AMSTERDAM (Reuters) - One of the Dutch parliament’s Brexit rapporteurs said on Monday the government was drafting a “playbook” to be ready by October in case Britain leaves the European Union with no deal in place.
The Netherlands, along with Ireland, are anxious to see an orderly British exit from the EU next year preserving close economic ties with the bloc as they are both among Britain’s largest trading partners.
The Dutch have already begun hiring 1,000 extra officials, mostly in the port of Rotterdam, to prepare for the extra bureaucracy required for British goods to go through customs before entering the EU after Brexit.
The Dutch parliament unanimously approved a motion from their three Brexit rapporteurs on Friday asking the government to prepare for a no-deal Brexit “and the associated potential chaos”.

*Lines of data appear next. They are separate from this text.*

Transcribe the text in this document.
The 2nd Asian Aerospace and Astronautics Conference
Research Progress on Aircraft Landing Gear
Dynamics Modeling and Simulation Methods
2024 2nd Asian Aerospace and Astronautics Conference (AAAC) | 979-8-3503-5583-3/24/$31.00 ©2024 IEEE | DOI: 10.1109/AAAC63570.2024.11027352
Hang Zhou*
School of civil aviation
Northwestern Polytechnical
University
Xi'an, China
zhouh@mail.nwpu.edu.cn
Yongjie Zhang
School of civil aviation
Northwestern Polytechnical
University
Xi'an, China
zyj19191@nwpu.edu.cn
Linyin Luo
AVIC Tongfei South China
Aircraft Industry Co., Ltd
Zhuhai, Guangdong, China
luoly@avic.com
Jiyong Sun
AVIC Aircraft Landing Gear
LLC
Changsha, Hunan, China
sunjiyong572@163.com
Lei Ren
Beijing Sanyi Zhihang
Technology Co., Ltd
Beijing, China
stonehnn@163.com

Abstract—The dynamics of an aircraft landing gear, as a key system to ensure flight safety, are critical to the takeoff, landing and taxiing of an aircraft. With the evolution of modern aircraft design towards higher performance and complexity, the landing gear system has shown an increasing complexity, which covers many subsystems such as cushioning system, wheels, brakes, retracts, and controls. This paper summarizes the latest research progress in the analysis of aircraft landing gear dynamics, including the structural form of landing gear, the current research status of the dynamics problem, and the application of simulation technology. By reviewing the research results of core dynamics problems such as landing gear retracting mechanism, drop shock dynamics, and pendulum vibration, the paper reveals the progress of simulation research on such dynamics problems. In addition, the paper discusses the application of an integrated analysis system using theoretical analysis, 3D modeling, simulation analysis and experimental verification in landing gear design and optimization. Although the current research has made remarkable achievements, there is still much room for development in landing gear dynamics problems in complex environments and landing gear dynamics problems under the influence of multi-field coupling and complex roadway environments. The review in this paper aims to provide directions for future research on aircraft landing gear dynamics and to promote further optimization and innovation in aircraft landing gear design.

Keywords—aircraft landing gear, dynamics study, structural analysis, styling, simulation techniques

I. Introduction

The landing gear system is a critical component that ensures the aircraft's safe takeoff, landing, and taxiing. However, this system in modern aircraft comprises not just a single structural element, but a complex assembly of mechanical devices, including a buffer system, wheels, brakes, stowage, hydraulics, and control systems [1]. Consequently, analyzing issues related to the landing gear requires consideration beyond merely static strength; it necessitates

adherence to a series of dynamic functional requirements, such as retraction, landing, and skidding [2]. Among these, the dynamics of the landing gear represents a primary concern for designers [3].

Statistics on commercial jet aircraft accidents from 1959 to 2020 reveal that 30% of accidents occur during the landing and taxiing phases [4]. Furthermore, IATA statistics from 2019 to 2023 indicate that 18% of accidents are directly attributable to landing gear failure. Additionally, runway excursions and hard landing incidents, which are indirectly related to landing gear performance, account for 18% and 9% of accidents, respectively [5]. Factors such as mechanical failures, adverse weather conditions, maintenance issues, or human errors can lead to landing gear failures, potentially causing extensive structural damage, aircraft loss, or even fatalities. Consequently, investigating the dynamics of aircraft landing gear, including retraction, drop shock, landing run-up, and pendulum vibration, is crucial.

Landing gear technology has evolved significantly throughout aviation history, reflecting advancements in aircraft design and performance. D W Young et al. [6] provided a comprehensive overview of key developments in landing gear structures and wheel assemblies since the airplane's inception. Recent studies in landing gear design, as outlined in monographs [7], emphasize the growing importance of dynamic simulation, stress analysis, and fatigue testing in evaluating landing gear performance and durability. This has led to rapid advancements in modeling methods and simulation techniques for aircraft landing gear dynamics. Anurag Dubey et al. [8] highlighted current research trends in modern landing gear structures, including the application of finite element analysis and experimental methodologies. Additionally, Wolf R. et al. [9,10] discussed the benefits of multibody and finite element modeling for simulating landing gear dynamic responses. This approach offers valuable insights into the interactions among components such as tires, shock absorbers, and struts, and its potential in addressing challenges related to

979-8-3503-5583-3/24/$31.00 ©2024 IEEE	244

Rapporteur Pieter Omtzigt said in a telephone interview with Reuters on Monday that the Dutch economy has too much at stake for the government not to begin preparations for a possible British crash out of the EU should negotiations collapse.

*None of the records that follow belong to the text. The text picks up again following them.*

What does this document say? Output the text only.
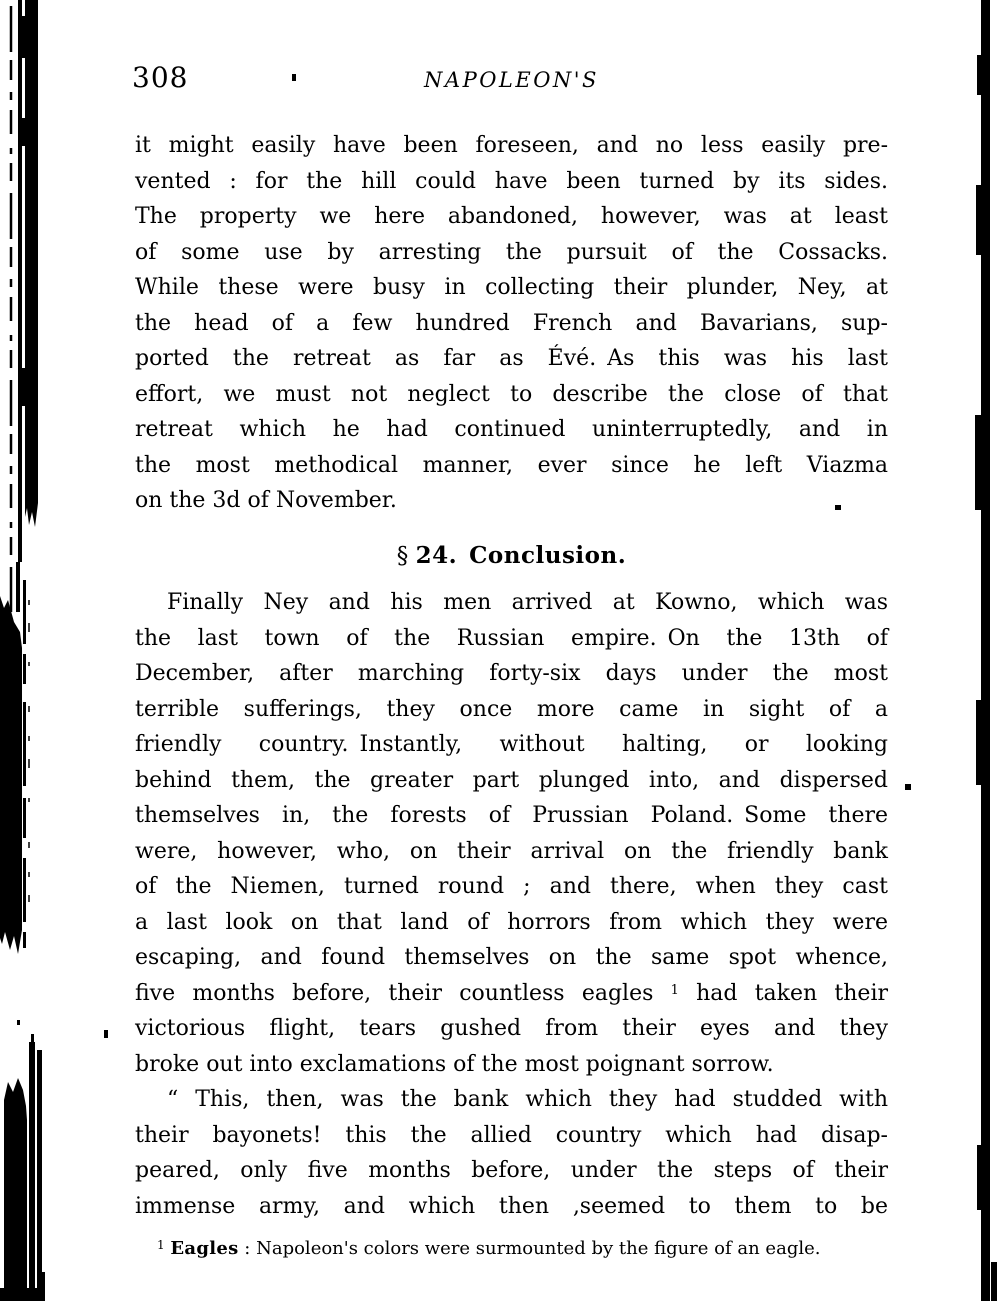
308	NAPOLEON'S
it might easily have been foreseen, and no less easily pre-
vented : for the hill could have been turned by its sides.
The property we here abandoned, however, was at least
of some use by arresting the pursuit of the Cossacks.
While these were busy in collecting their plunder, Ney, at
the head of a few hundred French and Bavarians, sup-
ported the retreat as far as Évé. As this was his last
effort, we must not neglect to describe the close of that
retreat which he had continued uninterruptedly, and in
the most methodical manner, ever since he left Viazma
on the 3d of November.
§ 24. Conclusion.
Finally Ney and his men arrived at Kowno, which was
the last town of the Russian empire. On the 13th of
December, after marching forty-six days under the most
terrible sufferings, they once more came in sight of a
friendly country. Instantly, without halting, or looking
behind them, the greater part plunged into, and dispersed
themselves in, the forests of Prussian Poland. Some there
were, however, who, on their arrival on the friendly bank
of the Niemen, turned round ; and there, when they cast
a last look on that land of horrors from which they were
escaping, and found themselves on the same spot whence,
five months before, their countless eagles $^1$ had taken their
victorious flight, tears gushed from their eyes and they
broke out into exclamations of the most poignant sorrow.
“ This, then, was the bank which they had studded with
their bayonets! this the allied country which had disap-
peared, only five months before, under the steps of their
immense army, and which then ‚seemed to them to be
$^1$ Eagles : Napoleon's colors were surmounted by the figure of an eagle.
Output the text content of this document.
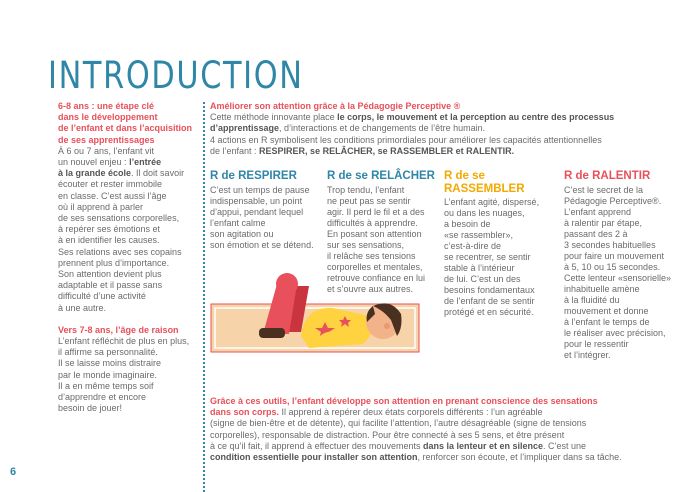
INTRODUCTION

6-8 ans : une étape clé
dans le développement
de l’enfant et dans l’acquisition
de ses apprentissages

À 6 ou 7 ans, l’enfant vit
un nouvel enjeu : l’entrée
à la grande école. Il doit savoir
écouter et rester immobile
en classe. C’est aussi l’âge
où il apprend à parler
de ses sensations corporelles,
à repérer ses émotions et
à en identifier les causes.
Ses relations avec ses copains
prennent plus d’importance.
Son attention devient plus
adaptable et il passe sans
difficulté d’une activité
à une autre.

Vers 7-8 ans, l’âge de raison

L’enfant réfléchit de plus en plus,
il affirme sa personnalité.
Il se laisse moins distraire
par le monde imaginaire.
Il a en même temps soif
d’apprendre et encore
besoin de jouer!

Améliorer son attention grâce à la Pédagogie Perceptive ®

Cette méthode innovante place le corps, le mouvement et la perception au centre des processus
d’apprentissage, d’interactions et de changements de l’être humain.
4 actions en R symbolisent les conditions primordiales pour améliorer les capacités attentionnelles
de l’enfant : RESPIRER, se RELÂCHER, se RASSEMBLER et RALENTIR.

R de RESPIRER

C’est un temps de pause
indispensable, un point
d’appui, pendant lequel
l’enfant calme
son agitation ou
son émotion et se détend.

R de se RELÂCHER

Trop tendu, l’enfant
ne peut pas se sentir
agir. Il perd le fil et a des
difficultés à apprendre.
En posant son attention
sur ses sensations,
il relâche ses tensions
corporelles et mentales,
retrouve confiance en lui
et s’ouvre aux autres.

R de se
RASSEMBLER

L’enfant agité, dispersé,
ou dans les nuages,
a besoin de
«se rassembler»,
c’est-à-dire de
se recentrer, se sentir
stable à l’intérieur
de lui. C’est un des
besoins fondamentaux
de l’enfant de se sentir
protégé et en sécurité.

R de RALENTIR

C’est le secret de la
Pédagogie Perceptive®.
L’enfant apprend
à ralentir par étape,
passant des 2 à
3 secondes habituelles
pour faire un mouvement
à 5, 10 ou 15 secondes.
Cette lenteur «sensorielle»
inhabituelle amène
à la fluidité du
mouvement et donne
à l’enfant le temps de
le réaliser avec précision,
pour le ressentir
et l’intégrer.

Grâce à ces outils, l’enfant développe son attention en prenant conscience des sensations
dans son corps. Il apprend à repérer deux états corporels différents : l’un agréable
(signe de bien-être et de détente), qui facilite l’attention, l’autre désagréable (signe de tensions
corporelles), responsable de distraction. Pour être connecté à ses 5 sens, et être présent
à ce qu’il fait, il apprend à effectuer des mouvements dans la lenteur et en silence. C’est une
condition essentielle pour installer son attention, renforcer son écoute, et l’impliquer dans sa tâche.

6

“For us, we need to have a clear view that there’s a British government in place with support of a majority that knows what kind of Brexit they want,” he said, alluding to months of paralysing feuding between pro-Brexit and pro-EU members of Prime Minister Theresa May’s Conservative cabinet.
“As we do not see that clearly, we have asked the government to intensify contingency planning.”
The Dutch government has agreed to begin planning and will brief lawmakers in September, Omtzigt said.
“We would rather have hired 1,000 more teachers or nurses, but we must be prepared just in case,” he said.
He noted that parliament took its decision shortly before May presented her cabinet’s Brexit negotiating position on Friday - and well before two senior ministers resigned on Monday in protest at her plan to stay economically aligned with the EU.
He said May’s approach, now in doubt in the face of a possible revolt by hardline eurosceptic members of her party following the resignations, “would have been a good place to start negotiations two years ago”.